Con otros ojos. La línea de actuación política del Partido Popular plantea preguntas evidentes. ¿Qué buscan? ¿Cuál es la finalidad de todo esto? ¿Es una estrategia electoral de movilización polarizando? Pero ¿Eso tiene algún sentido? Son palabras demasiado gruesas, demasiado cerca de no se sabe qué. Destruir España, gobernar contra la soberanía, ilegitimo ¿A quién o qué invocan? Solamente hay dos opciones. No saben lo que están definiendo (en favor de Vox), o lo saben y realmente se encontrarían cómodos con ello (en sus raíces de Alianza Popular).

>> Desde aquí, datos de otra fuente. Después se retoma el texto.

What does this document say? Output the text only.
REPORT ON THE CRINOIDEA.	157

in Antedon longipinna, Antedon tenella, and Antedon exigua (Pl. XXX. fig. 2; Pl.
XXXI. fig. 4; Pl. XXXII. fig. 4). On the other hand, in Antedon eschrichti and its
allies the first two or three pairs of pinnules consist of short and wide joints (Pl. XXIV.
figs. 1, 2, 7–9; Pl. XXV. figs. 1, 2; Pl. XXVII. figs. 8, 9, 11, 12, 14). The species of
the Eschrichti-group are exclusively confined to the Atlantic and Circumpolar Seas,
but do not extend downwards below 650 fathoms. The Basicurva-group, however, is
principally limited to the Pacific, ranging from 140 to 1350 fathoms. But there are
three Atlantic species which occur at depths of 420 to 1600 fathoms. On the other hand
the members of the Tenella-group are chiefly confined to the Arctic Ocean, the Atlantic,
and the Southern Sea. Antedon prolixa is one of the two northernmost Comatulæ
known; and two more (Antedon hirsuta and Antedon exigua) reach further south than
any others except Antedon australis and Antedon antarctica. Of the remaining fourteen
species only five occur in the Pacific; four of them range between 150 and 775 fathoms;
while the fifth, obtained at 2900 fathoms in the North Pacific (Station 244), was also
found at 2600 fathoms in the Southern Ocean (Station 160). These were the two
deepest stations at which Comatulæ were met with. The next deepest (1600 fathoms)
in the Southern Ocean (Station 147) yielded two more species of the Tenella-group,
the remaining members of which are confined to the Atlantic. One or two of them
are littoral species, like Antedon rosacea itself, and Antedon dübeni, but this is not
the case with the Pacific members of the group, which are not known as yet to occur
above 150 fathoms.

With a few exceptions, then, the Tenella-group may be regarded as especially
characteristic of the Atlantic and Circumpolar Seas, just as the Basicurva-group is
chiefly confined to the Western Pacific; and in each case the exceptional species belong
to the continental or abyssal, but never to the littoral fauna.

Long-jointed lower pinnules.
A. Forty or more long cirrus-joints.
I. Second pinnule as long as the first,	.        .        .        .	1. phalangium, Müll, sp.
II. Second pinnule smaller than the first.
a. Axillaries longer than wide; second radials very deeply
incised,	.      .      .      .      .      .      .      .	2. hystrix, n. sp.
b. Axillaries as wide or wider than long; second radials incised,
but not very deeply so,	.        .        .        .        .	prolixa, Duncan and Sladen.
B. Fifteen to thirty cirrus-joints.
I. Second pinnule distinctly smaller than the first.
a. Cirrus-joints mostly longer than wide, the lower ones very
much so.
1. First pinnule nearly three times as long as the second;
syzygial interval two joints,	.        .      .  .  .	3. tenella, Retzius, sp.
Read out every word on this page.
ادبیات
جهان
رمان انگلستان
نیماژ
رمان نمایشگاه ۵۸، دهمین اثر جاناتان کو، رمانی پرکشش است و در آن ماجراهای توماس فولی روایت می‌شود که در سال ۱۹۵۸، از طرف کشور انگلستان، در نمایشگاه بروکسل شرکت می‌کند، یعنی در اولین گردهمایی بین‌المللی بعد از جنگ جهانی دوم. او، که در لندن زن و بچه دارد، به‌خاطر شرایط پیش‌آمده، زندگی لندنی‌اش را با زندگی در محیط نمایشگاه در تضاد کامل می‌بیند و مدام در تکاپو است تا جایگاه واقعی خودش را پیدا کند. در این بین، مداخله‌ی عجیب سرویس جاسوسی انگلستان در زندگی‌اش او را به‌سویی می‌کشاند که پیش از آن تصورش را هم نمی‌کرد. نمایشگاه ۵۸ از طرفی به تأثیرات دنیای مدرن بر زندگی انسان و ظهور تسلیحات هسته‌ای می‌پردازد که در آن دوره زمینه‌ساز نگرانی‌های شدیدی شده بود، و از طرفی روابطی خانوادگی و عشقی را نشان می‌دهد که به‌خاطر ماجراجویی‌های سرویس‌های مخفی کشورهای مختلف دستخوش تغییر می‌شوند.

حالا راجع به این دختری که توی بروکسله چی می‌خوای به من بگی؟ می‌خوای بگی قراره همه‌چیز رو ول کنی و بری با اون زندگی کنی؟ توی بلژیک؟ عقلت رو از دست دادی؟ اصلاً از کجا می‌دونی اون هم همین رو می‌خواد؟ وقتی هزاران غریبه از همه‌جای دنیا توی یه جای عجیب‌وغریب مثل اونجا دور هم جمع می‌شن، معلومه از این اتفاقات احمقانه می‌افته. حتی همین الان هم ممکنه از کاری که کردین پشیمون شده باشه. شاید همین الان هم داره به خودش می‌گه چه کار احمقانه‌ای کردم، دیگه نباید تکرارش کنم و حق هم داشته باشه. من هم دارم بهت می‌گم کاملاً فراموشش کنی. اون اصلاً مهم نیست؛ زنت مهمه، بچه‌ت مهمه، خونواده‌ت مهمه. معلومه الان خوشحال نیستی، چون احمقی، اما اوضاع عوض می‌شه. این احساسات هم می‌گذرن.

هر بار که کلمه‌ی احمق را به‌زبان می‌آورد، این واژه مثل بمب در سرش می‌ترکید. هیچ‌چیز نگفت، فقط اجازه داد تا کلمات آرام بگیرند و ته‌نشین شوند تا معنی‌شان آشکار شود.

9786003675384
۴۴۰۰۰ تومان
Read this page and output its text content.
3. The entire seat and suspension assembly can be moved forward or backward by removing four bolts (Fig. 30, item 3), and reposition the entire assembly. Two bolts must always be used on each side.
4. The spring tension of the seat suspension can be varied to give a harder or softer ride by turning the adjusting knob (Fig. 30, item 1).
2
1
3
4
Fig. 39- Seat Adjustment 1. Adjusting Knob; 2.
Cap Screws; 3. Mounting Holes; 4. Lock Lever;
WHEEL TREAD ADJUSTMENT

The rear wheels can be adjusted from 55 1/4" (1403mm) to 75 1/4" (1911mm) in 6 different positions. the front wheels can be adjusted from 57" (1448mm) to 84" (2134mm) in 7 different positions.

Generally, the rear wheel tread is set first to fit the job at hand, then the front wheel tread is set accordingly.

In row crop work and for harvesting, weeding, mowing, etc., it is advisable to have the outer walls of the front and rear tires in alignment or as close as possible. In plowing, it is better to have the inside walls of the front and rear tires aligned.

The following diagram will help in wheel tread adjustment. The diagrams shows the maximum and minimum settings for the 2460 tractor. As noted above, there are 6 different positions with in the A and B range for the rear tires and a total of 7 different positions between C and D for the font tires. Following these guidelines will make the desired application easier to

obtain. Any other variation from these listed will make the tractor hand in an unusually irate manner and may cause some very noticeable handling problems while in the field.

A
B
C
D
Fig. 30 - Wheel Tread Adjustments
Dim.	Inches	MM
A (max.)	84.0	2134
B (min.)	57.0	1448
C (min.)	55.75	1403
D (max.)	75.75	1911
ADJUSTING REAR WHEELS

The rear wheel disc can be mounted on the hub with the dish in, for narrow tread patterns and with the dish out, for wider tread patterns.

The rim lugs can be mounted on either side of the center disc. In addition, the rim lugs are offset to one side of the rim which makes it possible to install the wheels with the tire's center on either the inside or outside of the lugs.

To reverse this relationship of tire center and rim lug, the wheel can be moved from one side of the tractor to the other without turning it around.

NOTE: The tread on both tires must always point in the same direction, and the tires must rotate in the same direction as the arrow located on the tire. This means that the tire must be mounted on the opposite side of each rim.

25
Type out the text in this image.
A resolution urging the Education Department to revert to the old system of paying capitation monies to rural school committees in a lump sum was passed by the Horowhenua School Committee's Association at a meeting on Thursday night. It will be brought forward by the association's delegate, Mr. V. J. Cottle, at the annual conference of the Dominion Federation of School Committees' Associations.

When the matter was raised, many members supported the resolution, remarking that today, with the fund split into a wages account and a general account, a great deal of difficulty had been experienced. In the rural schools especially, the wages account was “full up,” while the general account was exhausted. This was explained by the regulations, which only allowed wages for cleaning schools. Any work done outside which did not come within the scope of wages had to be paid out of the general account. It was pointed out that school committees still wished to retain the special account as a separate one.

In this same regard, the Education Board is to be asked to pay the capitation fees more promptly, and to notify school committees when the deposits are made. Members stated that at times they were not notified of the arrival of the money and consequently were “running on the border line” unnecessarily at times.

En esa, hay que ponerse los anteojos de las hipótesis, por improbables que sean. Este director de periódico siempre en escorzo postural, aquella periodista de presta pontificación sobre la democracia, el otro y la de más allá en la mesa de opinión ¿Qué harían en una situación como la que están buscando? ¿Se exiliarían interior o exteriormente? ¿Lucharían, dispuestos a sacrificios personales/profesionales defendiendo derechos y libertades o por el contrario medrarían y prosperarían? Me da más que lo segundo, y en esa, todo adquiere otro sentido. Agitación y propaganda. Fabricar su medioambiente político. Malamente.

La reducción de la sociedad española a bloques es invento de derechas. El bloque de izquierda suma, el bloque de derechas suma, y tanta suma solo resta realidad a la realidad. Expresa un pulso ideológico absurdo. Ecologistas, independentistas, regionalistas, abstencionistas, desideologizados, centristas, toda una diversidad en un ecosistema ideológico plural propio de sociedades modernas. Pero ellos a los suyo. El bloque de y el bloque de. Y lo de bloques va por partes. La derecha española es caníbal. Cada ladrido al PSOE es realmente un bocado al electorado del vecino. Y en esa están, aullando a Pedro Sánchez para hincarse el diente entre ellos.

En la reciente investidura, nuevamente, la derecha extrema convierte el arte de la representación política en una historia contada por un loco, llena de gritos y furia. Cierto, Shakespeare lo escribió mejor, pero es que lo era. Ya sea en versión garrula, con amedrentadores “viva España” cuarteleros en sede parlamentaria, o más de florido Pensil, a lo Cayetano (Alexa Siri, dime sinónimos de), los dos igual de lo mismo. Que lo mismo da igual. Las debilidades del líder del PP no las menguan barbas ni palabras peliagudas. Ya saben el refrán: no por mucho gritar se es líder más temprano. Le sucede como antes a Rivera y ahora a Arrimadas. Buscan el centro yendo para el otro lado, en la teoría extendida de que la tierra es redonda y la ideología también. Como nuevos colones, navegan hacia las especias, pero por el revés. Allí toparan, lo veo venir, con un “ven que te cuente limeña”.

Y ya puestos a ir del revés, pero por derechas, van saliendo encuestas que anuncian el nuevo advenimiento. En ese me gustas tú, la derecha se acerca electoralmente más, y más, pero mucho más… Nada nuevo bajo el sol, que por encima no se sabe, pero esto ya lo vimos en la temporada anterior. Las encuestas de la cofradía Adventista del Séptimo Día, gracias a la manifestación del don de profecía, ya lo saben y lo promulgan con verlas venir cobrando por adelantado. Por su oficio de tinieblas los conoceréis.

Que lejos quedan ya las hojas del calendario de otoño. Aquellos días del 19 tuvieron barricadas ardiendo como fondo de pantalla televisiva. Igualito que los canales de peceras, pero sin modo relajación. Se vio más fuego en pantalla fija de la que se ha visto en años, y vivo en tierra de hogueras. Las cenizas de aquellos fuegos daban para llenar varias urnas. Pero el yomimeconmigo catalán llega a ser agotador y aquí termino.